Map Your Genome at Home With Cell-Phone Sized Human DNA Sequencer

The most extensive and detailed human genome sequence yet has been assembled using a hand-held device roughly the size of a cell phone.

An international team of scientists working at a lab at the University of California, Santa Cruz, created a portable nanopore sequencer that not only used DNA fragments hundreds of times longer than is standard, but closed 12 gaps in the known human genome, according to a UCSC press release. That makes the human genome it assembled the most complete one ever created to date. A paper describing the research was published in the scientific journal Nature Biotechnology.

The sequencer works by identifying changes in the flow of individual molecules of DNA when they pass through a microscopic membrane hole known as a nanopore. The device can read one million letters of DNA at a time, and has now been used to sequence a human individual's entire genome, according to New Scientist.

This makes it an invaluable breakthrough, because much of the remaining unsequenced human genome involves complex and repetitive strands of DNA, according to the press release. Going off short DNA sequences, or reads, of those regions makes it difficult for scientists to get a sense of what they're working with. But the ability to used longer sequences, like the new device provides, means much more clarity.
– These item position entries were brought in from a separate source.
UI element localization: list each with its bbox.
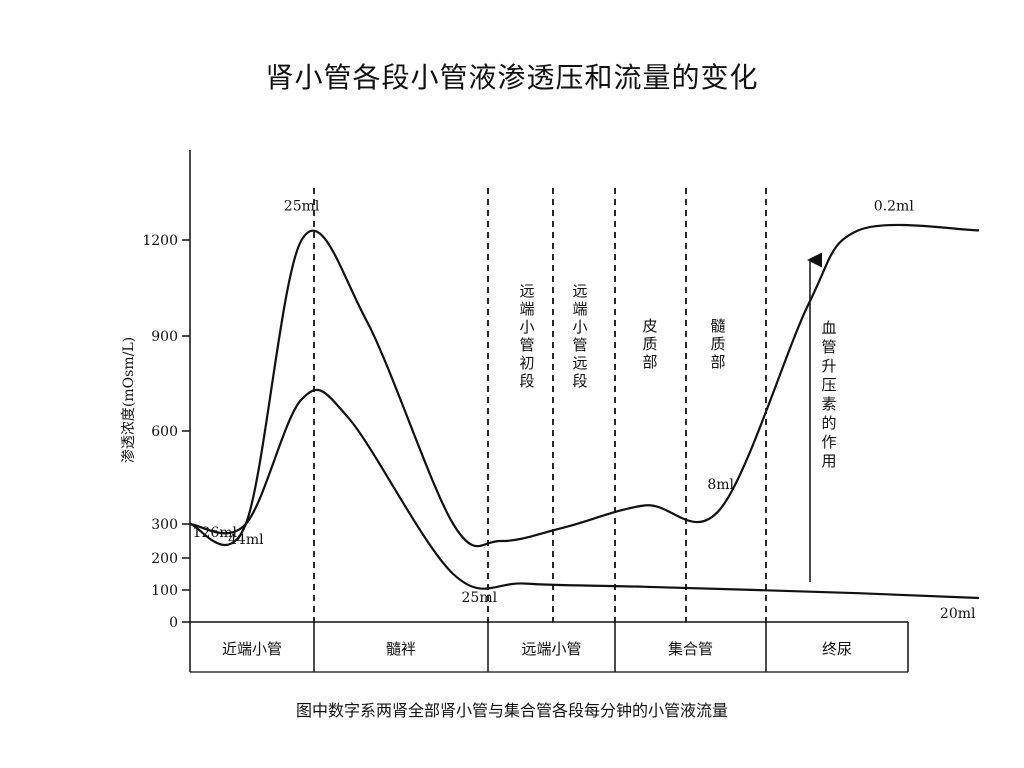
zone-label-char: 远 [572, 282, 587, 300]
segment-label: 远端小管 [521, 640, 581, 658]
zone-label-char: 部 [642, 353, 657, 371]
flow-label: 126ml [193, 525, 238, 541]
adh-label-char: 素 [821, 395, 836, 413]
y-tick-label: 100 [151, 583, 178, 599]
y-tick-label: 900 [151, 329, 178, 345]
zone-label-char: 髓 [710, 317, 725, 335]
adh-label-char: 升 [821, 357, 836, 375]
zone-label-char: 远 [572, 354, 587, 372]
y-tick-label: 300 [151, 517, 178, 533]
series-line-1 [189, 223, 980, 548]
segment-label: 终尿 [822, 640, 852, 658]
adh-label-char: 用 [821, 452, 836, 470]
flow-label: 44ml [228, 532, 264, 548]
adh-label-char: 压 [821, 376, 836, 394]
zone-label-char: 质 [642, 335, 657, 353]
flow-label: 25ml [462, 590, 498, 606]
flow-label: 25ml [284, 198, 320, 214]
y-axis-label: 渗透浓度(mOsm/L) [121, 337, 137, 463]
zone-label-char: 皮 [642, 317, 657, 335]
zone-label-char: 段 [572, 372, 587, 390]
segment-label: 髓袢 [386, 640, 416, 658]
zone-label-char: 初 [519, 354, 534, 372]
segment-label: 集合管 [668, 640, 713, 658]
adh-label-char: 血 [821, 319, 836, 337]
flow-label: 8ml [707, 477, 734, 493]
zone-label-char: 段 [519, 372, 534, 390]
zone-label-char: 管 [519, 336, 534, 354]
y-tick-label: 0 [169, 615, 178, 631]
adh-label-char: 作 [821, 433, 836, 451]
y-tick-label: 200 [151, 551, 178, 567]
zone-label-char: 端 [519, 300, 534, 318]
zone-label-char: 质 [710, 335, 725, 353]
flow-label: 0.2ml [874, 198, 915, 214]
page-title: 肾小管各段小管液渗透压和流量的变化 [265, 61, 759, 94]
caption: 图中数字系两肾全部肾小管与集合管各段每分钟的小管液流量 [295, 701, 728, 720]
zone-label-char: 小 [572, 318, 587, 336]
y-tick-label: 1200 [142, 233, 178, 249]
zone-label-char: 部 [710, 353, 725, 371]
series-line-2 [189, 388, 980, 600]
y-tick-label: 600 [151, 424, 178, 440]
zone-label-char: 端 [572, 300, 587, 318]
adh-label-char: 管 [821, 338, 836, 356]
zone-label-char: 远 [519, 282, 534, 300]
flow-label: 20ml [940, 606, 976, 622]
zone-label-char: 小 [519, 318, 534, 336]
adh-label-char: 的 [821, 414, 836, 432]
segment-label: 近端小管 [222, 640, 282, 658]
zone-label-char: 管 [572, 336, 587, 354]
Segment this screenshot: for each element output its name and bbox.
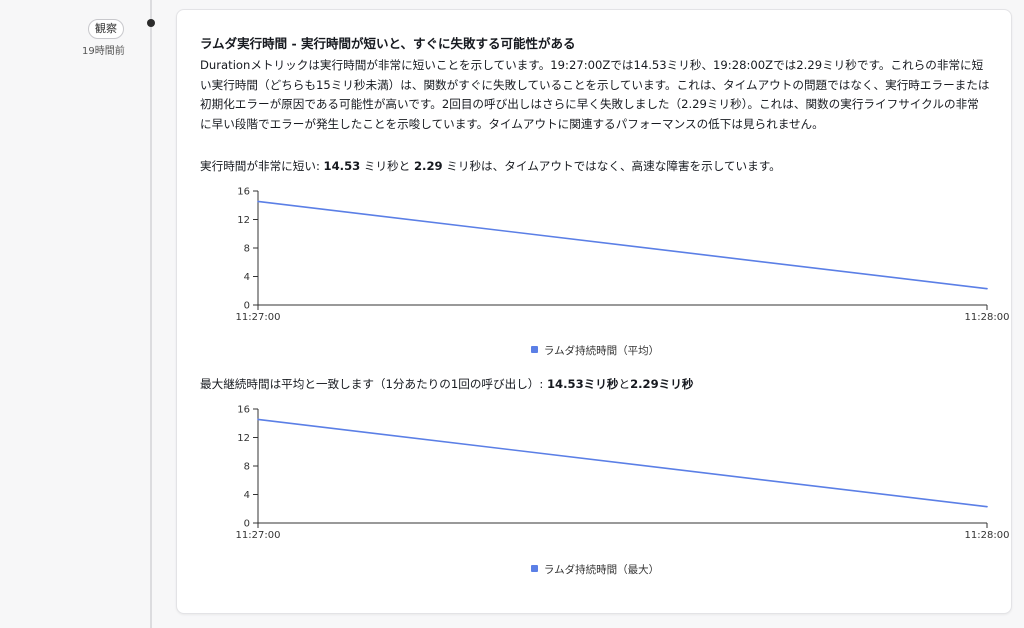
chart-2-legend[interactable]: ラムダ持続時間（最大） xyxy=(177,562,1013,577)
timeline-line xyxy=(150,0,152,628)
card-body: Durationメトリックは実行時間が非常に短いことを示しています。19:27:… xyxy=(200,58,990,131)
chart-2-heading-value-1: 14.53ミリ秒 xyxy=(546,377,619,391)
y-tick-label: 12 xyxy=(237,215,250,226)
chart-1-heading-mid: ミリ秒と xyxy=(360,159,414,173)
y-tick-label: 12 xyxy=(237,433,250,444)
y-tick-label: 4 xyxy=(244,490,250,501)
chart-2-heading-value-2: 2.29ミリ秒 xyxy=(630,377,694,391)
observation-card: ラムダ実行時間 - 実行時間が短いと、すぐに失敗する可能性がある Duratio… xyxy=(176,9,1012,614)
series-line xyxy=(257,418,988,508)
y-tick-label: 4 xyxy=(244,272,250,283)
y-tick-label: 16 xyxy=(237,187,250,198)
chart-1-legend[interactable]: ラムダ持続時間（平均） xyxy=(177,343,1013,358)
x-tick-label: 11:28:00 xyxy=(965,530,1010,541)
data-point[interactable] xyxy=(257,418,259,421)
y-tick-label: 8 xyxy=(244,462,250,473)
x-tick-label: 11:27:00 xyxy=(236,530,281,541)
chart-2-legend-label: ラムダ持続時間（最大） xyxy=(543,564,660,576)
timestamp: 19時間前 xyxy=(82,46,125,57)
observation-badge: 観察 xyxy=(88,19,124,39)
y-tick-label: 0 xyxy=(244,301,250,312)
chart-1-heading-post: ミリ秒は、タイムアウトではなく、高速な障害を示しています。 xyxy=(442,159,781,173)
chart-1-heading: 実行時間が非常に短い: 14.53 ミリ秒と 2.29 ミリ秒は、タイムアウトで… xyxy=(200,158,781,174)
chart-1-svg: 0 4 8 12 16 11:27:00 11:28:00 xyxy=(236,187,1010,324)
chart-2-heading-pre: 最大継続時間は平均と一致します（1分あたりの1回の呼び出し）: xyxy=(200,377,547,391)
chart-1-heading-value-1: 14.53 xyxy=(323,159,361,173)
timeline-dot xyxy=(147,19,155,27)
chart-2-heading-mid: と xyxy=(618,377,631,391)
chart-2-heading: 最大継続時間は平均と一致します（1分あたりの1回の呼び出し）: 14.53ミリ秒… xyxy=(200,376,693,392)
card-title: ラムダ実行時間 - 実行時間が短いと、すぐに失敗する可能性がある xyxy=(200,36,576,51)
chart-1-legend-swatch xyxy=(530,346,538,353)
x-tick-label: 11:27:00 xyxy=(236,312,281,323)
series-line xyxy=(257,200,988,290)
chart-2: 0 4 8 12 16 11:27:00 11:28:00 xyxy=(177,403,1013,553)
chart-1-legend-label: ラムダ持続時間（平均） xyxy=(543,345,660,357)
chart-2-svg: 0 4 8 12 16 11:27:00 11:28:00 xyxy=(236,405,1010,542)
y-tick-label: 16 xyxy=(237,405,250,416)
chart-2-legend-swatch xyxy=(530,565,538,572)
y-tick-label: 0 xyxy=(244,519,250,530)
chart-1-heading-pre: 実行時間が非常に短い: xyxy=(200,159,324,173)
y-tick-label: 8 xyxy=(244,244,250,255)
chart-1-heading-value-2: 2.29 xyxy=(413,159,443,173)
data-point[interactable] xyxy=(986,505,988,508)
x-tick-label: 11:28:00 xyxy=(965,312,1010,323)
data-point[interactable] xyxy=(257,200,259,203)
data-point[interactable] xyxy=(986,287,988,290)
chart-1: 0 4 8 12 16 11:27:00 11:28:00 xyxy=(177,185,1013,335)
“If you imagine the process of assembling a genome together is like piecing together a jigsaw puzzle, the ability to produce extremely long sequencing reads is like finding very large pieces of the puzzle, which makes the process far less complex,” co-author Nick Loman, a geneticist at the University of Birmingham, said in the press release.

The researchers hope that the portable device will improve their ability to make genome sequencing a less arduous process. Although at present this technique can really only be completed on-site at well-funded laboratories, the breakthrough opens the door for genome sequencing in clinics, hospitals and potentially even patients' own homes, according to the press release. The researchers believe it could lead to better monitoring of progressive diseases like cancer.

“This shows just how far the technology has come,” Matt Loose, a geneticist at the University of Nottingham whose team was the first to sequence a human's entire genome with the device, told New Scientist. “It’s quite cool that you can sequence the human genome on a sequencer you can throw in your back pocket.”

Roughly eight percent of the human genome remains to be sequenced.